Hainuwele is God, Jesus, and the serpent in this story, and she is everything to my Chapaev’s nothing—he’s just a whisper from a distant book, in a distant place, in a distant time. He did not beget sin but only a mediocre book, a few movies, and a shitload of jokes. His creation myth guttered out after a few decades, and there’s only the dead and wistfulness for something that could’ve—should’ve—been that is left in its wake. He’s not a god, he’s the hero of the failed Revolution, and those creation myths are not the same.
Mom calls the next day, and her voice is weak and distant. She assures me that everything is all right, fine really, and both of my parents are of the age when no news is good news, and I dread it when they call, because they don’t call unless there’s news. And despite her reassurances, there’s a lump in my throat and a knot in my belly.
She talks about travel instead, and about the trip to Estonia her and dad were planning—and I think about how it changed, how Estonia used to be the same country but was now “abroad,” grown more distant, while America had moved closer. My head spins as I imagine the stretchings and contractions of the world, the distortions—the way neat squares of criss-crossing parallels and meridians buckle, like wet hardwood floors, and how the surface of the globe itself becomes ridged instead of smooth. And then I see Chapaev stepping from one ridge to the next, as the Earth folds and moves Indonesia just a few steps away from the Ural River.

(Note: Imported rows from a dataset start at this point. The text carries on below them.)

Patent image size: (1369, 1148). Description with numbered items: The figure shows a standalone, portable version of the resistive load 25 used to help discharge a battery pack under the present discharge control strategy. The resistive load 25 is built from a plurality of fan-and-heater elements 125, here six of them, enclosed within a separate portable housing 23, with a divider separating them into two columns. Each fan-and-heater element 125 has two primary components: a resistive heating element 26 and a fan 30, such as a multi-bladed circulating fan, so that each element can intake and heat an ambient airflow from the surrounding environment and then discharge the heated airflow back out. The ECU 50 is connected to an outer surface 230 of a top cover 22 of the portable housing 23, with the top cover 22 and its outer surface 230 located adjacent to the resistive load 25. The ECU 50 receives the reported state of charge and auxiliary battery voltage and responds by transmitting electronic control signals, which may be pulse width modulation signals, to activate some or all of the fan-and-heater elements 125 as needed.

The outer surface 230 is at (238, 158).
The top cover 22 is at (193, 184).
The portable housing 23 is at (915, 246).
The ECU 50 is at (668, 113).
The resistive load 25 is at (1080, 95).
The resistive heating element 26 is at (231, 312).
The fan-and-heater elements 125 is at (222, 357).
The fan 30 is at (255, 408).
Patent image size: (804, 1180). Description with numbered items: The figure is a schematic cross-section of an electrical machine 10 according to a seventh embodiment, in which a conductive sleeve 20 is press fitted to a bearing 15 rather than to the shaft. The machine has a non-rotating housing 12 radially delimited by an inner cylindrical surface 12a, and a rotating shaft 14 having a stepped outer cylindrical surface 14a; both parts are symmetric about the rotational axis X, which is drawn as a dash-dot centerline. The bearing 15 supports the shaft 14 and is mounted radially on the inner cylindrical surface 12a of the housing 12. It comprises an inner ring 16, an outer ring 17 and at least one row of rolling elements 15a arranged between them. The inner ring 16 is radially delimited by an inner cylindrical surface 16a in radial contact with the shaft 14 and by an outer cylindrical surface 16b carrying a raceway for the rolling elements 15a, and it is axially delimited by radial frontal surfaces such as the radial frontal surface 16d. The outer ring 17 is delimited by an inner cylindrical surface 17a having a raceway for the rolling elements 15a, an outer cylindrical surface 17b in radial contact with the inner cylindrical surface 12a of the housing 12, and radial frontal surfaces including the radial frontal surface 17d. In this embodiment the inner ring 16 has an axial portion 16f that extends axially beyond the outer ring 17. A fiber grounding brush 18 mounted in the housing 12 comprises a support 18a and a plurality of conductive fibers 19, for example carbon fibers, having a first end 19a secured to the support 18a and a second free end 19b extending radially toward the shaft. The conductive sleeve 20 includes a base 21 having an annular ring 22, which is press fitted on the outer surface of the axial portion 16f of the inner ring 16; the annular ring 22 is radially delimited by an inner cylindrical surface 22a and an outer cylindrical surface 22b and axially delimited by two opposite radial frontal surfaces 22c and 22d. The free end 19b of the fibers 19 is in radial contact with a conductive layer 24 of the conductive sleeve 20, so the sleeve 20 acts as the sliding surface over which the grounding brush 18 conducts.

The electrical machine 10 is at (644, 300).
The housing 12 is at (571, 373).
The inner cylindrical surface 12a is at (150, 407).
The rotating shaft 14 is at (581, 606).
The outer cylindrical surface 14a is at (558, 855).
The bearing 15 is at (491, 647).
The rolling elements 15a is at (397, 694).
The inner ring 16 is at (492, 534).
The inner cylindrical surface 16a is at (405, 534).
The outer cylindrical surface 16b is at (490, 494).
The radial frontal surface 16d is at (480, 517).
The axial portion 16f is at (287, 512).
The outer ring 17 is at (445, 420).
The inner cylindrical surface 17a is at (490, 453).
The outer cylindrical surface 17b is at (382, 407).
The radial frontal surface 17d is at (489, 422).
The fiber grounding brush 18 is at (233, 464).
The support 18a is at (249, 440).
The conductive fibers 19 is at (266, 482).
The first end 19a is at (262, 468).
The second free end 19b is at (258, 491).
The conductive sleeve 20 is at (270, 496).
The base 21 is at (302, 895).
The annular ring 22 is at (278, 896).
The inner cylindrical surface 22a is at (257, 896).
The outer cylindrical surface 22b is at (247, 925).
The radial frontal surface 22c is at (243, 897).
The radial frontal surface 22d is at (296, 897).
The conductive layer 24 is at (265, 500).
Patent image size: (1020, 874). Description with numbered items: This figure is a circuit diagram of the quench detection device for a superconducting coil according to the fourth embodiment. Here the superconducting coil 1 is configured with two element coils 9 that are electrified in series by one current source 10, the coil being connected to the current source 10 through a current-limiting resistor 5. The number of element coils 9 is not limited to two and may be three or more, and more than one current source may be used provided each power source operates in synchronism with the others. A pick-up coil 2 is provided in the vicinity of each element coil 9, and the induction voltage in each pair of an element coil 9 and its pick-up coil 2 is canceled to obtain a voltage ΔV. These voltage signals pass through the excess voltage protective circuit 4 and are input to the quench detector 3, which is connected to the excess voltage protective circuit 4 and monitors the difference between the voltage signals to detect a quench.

“You seem distracted,” mom says, reproachful.
“Sorry,” I say. “I’m just thinking about geopolitics.” “We miss you,” mom says, and I suddenly know that it is time
for me to go visit. I buy my ticket the next day, for two weeks ahead. I need two weeks to make some headway with Chapaev and the Coconut Girl.
It is time to bite the bullet, and I head for the Indonesian shop and its endless bowl of “take one” freebies. I know I’ve been relying on its serendipitous nature entirely too much, and I even wonder if my superstition led me astray, away from the proper design of my AIs. I also feel guilty for neglecting my cockroaches, and I buy them some old cookies from the bakery next door. They like food, sugar, darkness, uncleanness. At some point, one has to question the wisdom of turning one’s office over to the artificial cockroaches.
To my surprise, I find Ryan of the party and the awkward Au Bon Pain meeting browsing through the store, looking at the sculptures and the copper gongs. Marvelous gongs, I think, my mom called them. Just like in the hotel brochure.